In brief: No uranium enrichment, Vietnam vows in deal with Kerry
Bandar Seri Begawan, Brunei – The United States and Vietnam are moving to boost cooperation in the energy sector by signing a deal on civilian nuclear power that will allow American firms into the market and commits the Vietnamese to not producing ingredients for atomic weapons.

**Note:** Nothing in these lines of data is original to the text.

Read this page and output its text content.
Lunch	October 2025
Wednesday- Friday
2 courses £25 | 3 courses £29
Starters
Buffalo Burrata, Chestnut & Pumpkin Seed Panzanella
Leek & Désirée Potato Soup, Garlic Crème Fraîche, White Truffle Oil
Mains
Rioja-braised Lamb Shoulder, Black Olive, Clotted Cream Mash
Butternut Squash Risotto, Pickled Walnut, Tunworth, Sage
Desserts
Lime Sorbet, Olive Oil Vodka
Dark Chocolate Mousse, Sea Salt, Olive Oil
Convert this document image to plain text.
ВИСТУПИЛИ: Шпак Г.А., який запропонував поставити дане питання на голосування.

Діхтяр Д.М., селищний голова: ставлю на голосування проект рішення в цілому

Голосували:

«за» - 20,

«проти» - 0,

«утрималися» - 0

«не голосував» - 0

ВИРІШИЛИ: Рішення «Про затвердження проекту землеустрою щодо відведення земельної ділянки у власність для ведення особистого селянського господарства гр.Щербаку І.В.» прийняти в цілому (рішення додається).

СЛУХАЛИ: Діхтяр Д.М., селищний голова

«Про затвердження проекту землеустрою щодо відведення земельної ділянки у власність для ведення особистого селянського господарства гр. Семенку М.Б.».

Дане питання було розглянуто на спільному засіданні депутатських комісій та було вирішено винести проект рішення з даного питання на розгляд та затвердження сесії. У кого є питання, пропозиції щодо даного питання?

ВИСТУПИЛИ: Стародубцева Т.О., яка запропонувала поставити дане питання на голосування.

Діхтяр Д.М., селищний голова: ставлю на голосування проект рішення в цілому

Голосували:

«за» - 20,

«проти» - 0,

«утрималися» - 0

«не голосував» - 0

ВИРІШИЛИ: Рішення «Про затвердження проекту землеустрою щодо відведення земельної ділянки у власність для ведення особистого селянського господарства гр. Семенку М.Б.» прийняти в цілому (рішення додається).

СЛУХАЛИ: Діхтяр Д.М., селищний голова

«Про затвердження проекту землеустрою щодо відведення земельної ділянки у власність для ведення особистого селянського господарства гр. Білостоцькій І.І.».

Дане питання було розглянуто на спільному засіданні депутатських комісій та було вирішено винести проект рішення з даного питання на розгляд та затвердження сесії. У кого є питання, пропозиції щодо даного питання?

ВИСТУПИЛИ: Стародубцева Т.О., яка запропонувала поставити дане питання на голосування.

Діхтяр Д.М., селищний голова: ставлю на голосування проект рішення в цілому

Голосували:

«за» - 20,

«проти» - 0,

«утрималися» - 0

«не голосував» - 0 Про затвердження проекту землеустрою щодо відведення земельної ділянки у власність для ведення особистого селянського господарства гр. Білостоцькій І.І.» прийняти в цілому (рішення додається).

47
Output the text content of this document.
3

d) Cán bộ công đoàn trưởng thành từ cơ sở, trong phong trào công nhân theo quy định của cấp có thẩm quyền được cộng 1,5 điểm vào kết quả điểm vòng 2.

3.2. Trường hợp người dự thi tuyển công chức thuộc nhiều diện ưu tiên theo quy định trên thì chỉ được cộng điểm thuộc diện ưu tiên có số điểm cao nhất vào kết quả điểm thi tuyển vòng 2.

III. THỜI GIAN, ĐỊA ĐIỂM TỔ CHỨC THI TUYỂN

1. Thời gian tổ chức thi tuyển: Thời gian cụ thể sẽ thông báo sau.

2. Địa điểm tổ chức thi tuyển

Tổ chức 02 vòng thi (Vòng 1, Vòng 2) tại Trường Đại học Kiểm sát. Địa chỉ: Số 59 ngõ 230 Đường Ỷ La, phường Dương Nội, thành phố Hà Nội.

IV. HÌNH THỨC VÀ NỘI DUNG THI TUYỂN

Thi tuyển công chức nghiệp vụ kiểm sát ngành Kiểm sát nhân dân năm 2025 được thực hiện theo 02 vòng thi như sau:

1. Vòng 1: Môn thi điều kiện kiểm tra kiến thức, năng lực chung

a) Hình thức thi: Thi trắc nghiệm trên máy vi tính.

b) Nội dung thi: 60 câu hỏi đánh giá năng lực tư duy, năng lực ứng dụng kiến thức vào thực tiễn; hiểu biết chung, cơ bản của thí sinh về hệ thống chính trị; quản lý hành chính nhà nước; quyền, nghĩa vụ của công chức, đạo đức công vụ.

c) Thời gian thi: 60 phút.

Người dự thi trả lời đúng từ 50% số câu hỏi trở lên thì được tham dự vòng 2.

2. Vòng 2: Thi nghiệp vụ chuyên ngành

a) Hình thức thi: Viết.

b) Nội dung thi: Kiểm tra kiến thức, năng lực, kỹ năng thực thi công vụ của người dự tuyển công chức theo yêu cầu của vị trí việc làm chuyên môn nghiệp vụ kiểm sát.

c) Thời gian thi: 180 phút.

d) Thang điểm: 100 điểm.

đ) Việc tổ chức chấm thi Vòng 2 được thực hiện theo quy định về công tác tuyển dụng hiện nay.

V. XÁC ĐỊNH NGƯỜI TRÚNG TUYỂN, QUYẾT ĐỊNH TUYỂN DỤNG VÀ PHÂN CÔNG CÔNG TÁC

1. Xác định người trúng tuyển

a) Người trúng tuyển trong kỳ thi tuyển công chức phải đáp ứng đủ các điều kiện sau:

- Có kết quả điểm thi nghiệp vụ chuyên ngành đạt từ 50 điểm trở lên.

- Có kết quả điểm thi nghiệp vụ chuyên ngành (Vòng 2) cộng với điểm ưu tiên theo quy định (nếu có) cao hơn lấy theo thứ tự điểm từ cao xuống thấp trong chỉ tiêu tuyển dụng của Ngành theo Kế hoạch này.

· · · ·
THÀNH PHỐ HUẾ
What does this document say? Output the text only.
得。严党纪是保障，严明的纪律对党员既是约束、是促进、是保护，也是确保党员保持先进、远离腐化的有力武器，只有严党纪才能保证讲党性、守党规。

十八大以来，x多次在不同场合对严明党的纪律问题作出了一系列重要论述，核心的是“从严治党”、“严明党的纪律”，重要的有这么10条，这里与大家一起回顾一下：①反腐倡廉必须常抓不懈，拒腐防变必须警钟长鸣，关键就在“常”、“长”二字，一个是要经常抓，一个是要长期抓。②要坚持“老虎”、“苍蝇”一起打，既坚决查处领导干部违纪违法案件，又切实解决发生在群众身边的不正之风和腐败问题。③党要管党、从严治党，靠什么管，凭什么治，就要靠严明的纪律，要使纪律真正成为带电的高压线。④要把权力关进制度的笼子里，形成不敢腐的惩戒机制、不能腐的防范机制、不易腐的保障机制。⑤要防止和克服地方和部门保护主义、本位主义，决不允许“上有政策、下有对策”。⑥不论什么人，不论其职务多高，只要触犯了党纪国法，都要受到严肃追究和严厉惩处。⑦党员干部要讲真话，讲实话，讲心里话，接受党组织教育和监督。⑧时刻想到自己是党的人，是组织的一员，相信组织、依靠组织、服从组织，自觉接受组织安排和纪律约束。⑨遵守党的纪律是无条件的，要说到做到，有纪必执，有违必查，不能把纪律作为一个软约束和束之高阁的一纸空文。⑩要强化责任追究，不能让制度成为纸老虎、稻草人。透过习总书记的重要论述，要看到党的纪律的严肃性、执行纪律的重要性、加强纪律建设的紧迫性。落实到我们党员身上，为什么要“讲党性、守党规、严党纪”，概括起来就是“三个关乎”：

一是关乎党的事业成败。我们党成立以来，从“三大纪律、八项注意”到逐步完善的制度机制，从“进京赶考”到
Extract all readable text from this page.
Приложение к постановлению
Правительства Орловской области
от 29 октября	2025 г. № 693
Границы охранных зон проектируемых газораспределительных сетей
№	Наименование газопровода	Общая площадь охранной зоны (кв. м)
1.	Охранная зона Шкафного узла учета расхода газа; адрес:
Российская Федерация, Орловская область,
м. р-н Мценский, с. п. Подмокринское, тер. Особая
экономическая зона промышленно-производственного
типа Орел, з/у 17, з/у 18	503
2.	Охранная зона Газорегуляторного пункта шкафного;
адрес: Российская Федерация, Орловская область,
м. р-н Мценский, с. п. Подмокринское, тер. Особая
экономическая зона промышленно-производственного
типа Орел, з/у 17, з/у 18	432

U.S. Secretary of State John Kerry and his Vietnamese counterpart inked the so-called “123 agreement” today at the East Asian Summit in Brunei. Under its terms, Vietnam pledges not to enrich its own uranium and instead acquire what it needs on the international market.
Once the U.S. energy secretary and Nuclear Regulatory Commission sign off, the deal will go to President Barack Obama for formal consideration. Once he signs it, Congress will have 90 days to review it. If lawmakers do nothing, the deal will take effect.
Russia says drugs found aboard Greenpeace ship
Moscow – Russian investigators said Wednesday that they found drugs and equipment that could be used for spying on board a Greenpeace ship used in a foiled protest against offshore oil and gas drilling in the Arctic.
Additional charges are expected to be filed against 30 people accused of piracy for their roles in last month’s protest, according to a statement posted on the website of Russia’s Investigative Committee.
Committee spokesman Vladimir Markin said “narcotic substances” – apparently morphine and poppy straw, which is used to manufacture opiates such as heroin – were found on the ship along with “dual purpose” equipment that “could be used not only for ecological ends.”
Investigators also are trying to determine which of those in custody were allegedly responsible for ramming coast guard ships during a failed attempt to board an oil drilling platform, Markin said. He said the suspects’ actions “endangered the life and health” of those on board.
Greenpeace has said that its activists tried to hang a banner from the Prirazlomnaya platform in the Barents Sea on Sept. 18.